Mais qu’étaient devenus mes camarades ?

Je constatai d’abord que le pont laissait un étroit passage vers le côté sud. Par contre, je ne vis plus rien sur le pont sauf des chevaux blessés et des personnes, restées là, croyant les Allemands partis, et qui agonisaient. Après quelques minutes de recherche je constatai que j’étais le seul survivant du petit groupe ! Les bombes étaient tombées exactement sur notre convoi.

Moi qui croyais faire une escapade à Paris et rendre service à nos mécaniciens…Le bilan n’était pas bon et qui plus est je devais repartir à pied et aller plus vite que les Allemands qui eux se déplaçaient surtout à motocyclette.

Mais où aller ? Impossible de contacter quelqu’un. En plus, je n’avais que les sandales que j’avais au départ. J’avais déjà trop marché et mes pieds me faisaient souffrir.

Heureusement, j’avais dans ma musette un bâton de suif acheté à Troyes, un rasoir, un tube de Vademecum, une brosse à dent et un casse-croûte. Je m’étais souvenu avoir lu dans un livre sur Napoléon, que ses armées distribuaient des bâtons de suif, qui dans beaucoup de circonstances, avaient permis à l’Empereur de faire de longues marches.

Les cartes que nous avions choisies au départ étaient à une trop grande échelle. Heureusement, dans une des premières fermes abandonnées que je rencontrai, j’aperçus le calendrier des postes et télégraphes sur lequel figurait tous les renseignements nécessaires, routes et voies ferrées. Je me souviens en particulier que le long des lignes de chemin de fer, un petit sentier était destiné au déplacement à bicyclette. A pied ma vitesse était de 4 km/heure. Les Allemands allaient deux fois plus vite que moi. Les choses iraient beaucoup mieux si j’avais un vélo !

Une demoiselle à bicyclette descendait justement le coteau !

Et avec elle, une forte odeur de pain frais ! Il y avait une boulangerie encore ouverte et qui ne semblait pas participer à la bataille. Mais ce qui m’intéressait le plus était la bicyclette. J’appris que les allemands n’étaient qu’à quelques minutes d’Auxerre.

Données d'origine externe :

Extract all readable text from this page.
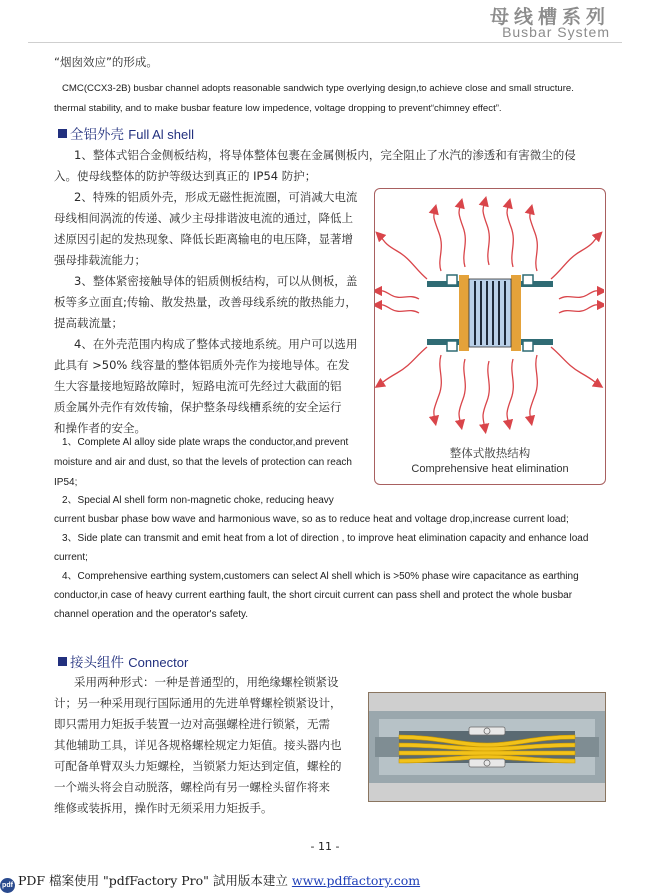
母线槽系列
Busbar System
“烟囱效应”的形成。
CMC(CCX3-2B) busbar channel adopts reasonable sandwich type overlying design,to achieve close and small structure.
thermal stability, and to make busbar feature low impedence, voltage dropping to prevent“chimney effect”.
全铝外壳 Full Al shell
1、整体式铝合金侧板结构，将导体整体包裹在金属侧板内，完全阻止了水汽的渗透和有害微尘的侵
入。使母线整体的防护等级达到真正的 IP54 防护；
2、特殊的铝质外壳，形成无磁性扼流圈，可消减大电流
母线相间涡流的传递、减少主母排谐波电流的通过，降低上
述原因引起的发热现象、降低长距离输电的电压降，显著增
强母排载流能力；
3、整体紧密接触导体的铝质侧板结构，可以从侧板，盖
板等多立面直;传输、散发热量，改善母线系统的散热能力，
提高载流量；
4、在外壳范围内构成了整体式接地系统。用户可以选用
此具有 >50% 线容量的整体铝质外壳作为接地导体。在发
生大容量接地短路故障时，短路电流可先经过大截面的铝
质金属外壳作有效传输，保护整条母线槽系统的安全运行
和操作者的安全。
1、Complete Al alloy side plate wraps the conductor,and prevent
moisture and air and dust, so that the levels of protection can reach
IP54;
2、Special Al shell form non-magnetic choke, reducing heavy
current busbar phase bow wave and harmonious wave, so as to reduce heat and voltage drop,increase current load;
3、Side plate can transmit and emit heat from a lot of direction , to improve heat elimination capacity and enhance load
current;
4、Comprehensive earthing system,customers can select Al shell which is >50% phase wire capacitance as earthing
conductor,in case of heavy current earthing fault, the short circuit current can pass shell and protect the whole busbar
channel operation and the operator's safety.
整体式散热结构
Comprehensive heat elimination
接头组件 Connector
采用两种形式：一种是普通型的，用绝缘螺栓锁紧设
计；另一种采用现行国际通用的先进单臂螺栓锁紧设计，
即只需用力矩扳手装置一边对高强螺栓进行锁紧，无需
其他辅助工具，详见各规格螺栓规定力矩值。接头器内也
可配备单臂双头力矩螺栓，当锁紧力矩达到定值，螺栓的
一个端头将会自动脱落，螺栓尚有另一螺栓头留作将来
维修或装拆用，操作时无须采用力矩扳手。
- 11 -
pdf PDF 檔案使用 "pdfFactory Pro" 試用版本建立 www.pdffactory.com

Je me présentai comme jeune pilote d’une escadrille que j’avais quittée la veille pour Paris, et lui expliquai que je souffrais des pieds car j’avais trop marché. J’évoquais le regret de ne pas avoir, moi aussi un vélo et lui demandai si elle ne voulait pas me le « prêter ». Elle devait demander à ses parents, à moins que le prix proposé soit acceptable. Nous avions l’habitude de conserver sur nous un billet à chaque vol en cas de besoin. Je le sortis de ma combinaison et le marché fut conclu avec la jeune boulangère.

Le temps passait et les Allemands allaient apparaître au bas de la colline. Je partis vers le sud, empruntant des petites routes très faciles et sans encombrement.

Après un quart d’heure j’aperçus enfin la ligne de chemin de fer qui figurait dans le calendrier de la poste. Le petit sentier de service était bien là. Je pouvais à présent rouler plus vite mais je n’avais rien mangé depuis la veille. Une boulangerie sur mon chemin n’avait plus de pain. Le bois pour le four n’ayant pas été livré. La visite de plusieurs fermes ne donna pas de meilleurs résultats. Leurs propriétaires étaient partis le matin après avoir entendu les bombardements.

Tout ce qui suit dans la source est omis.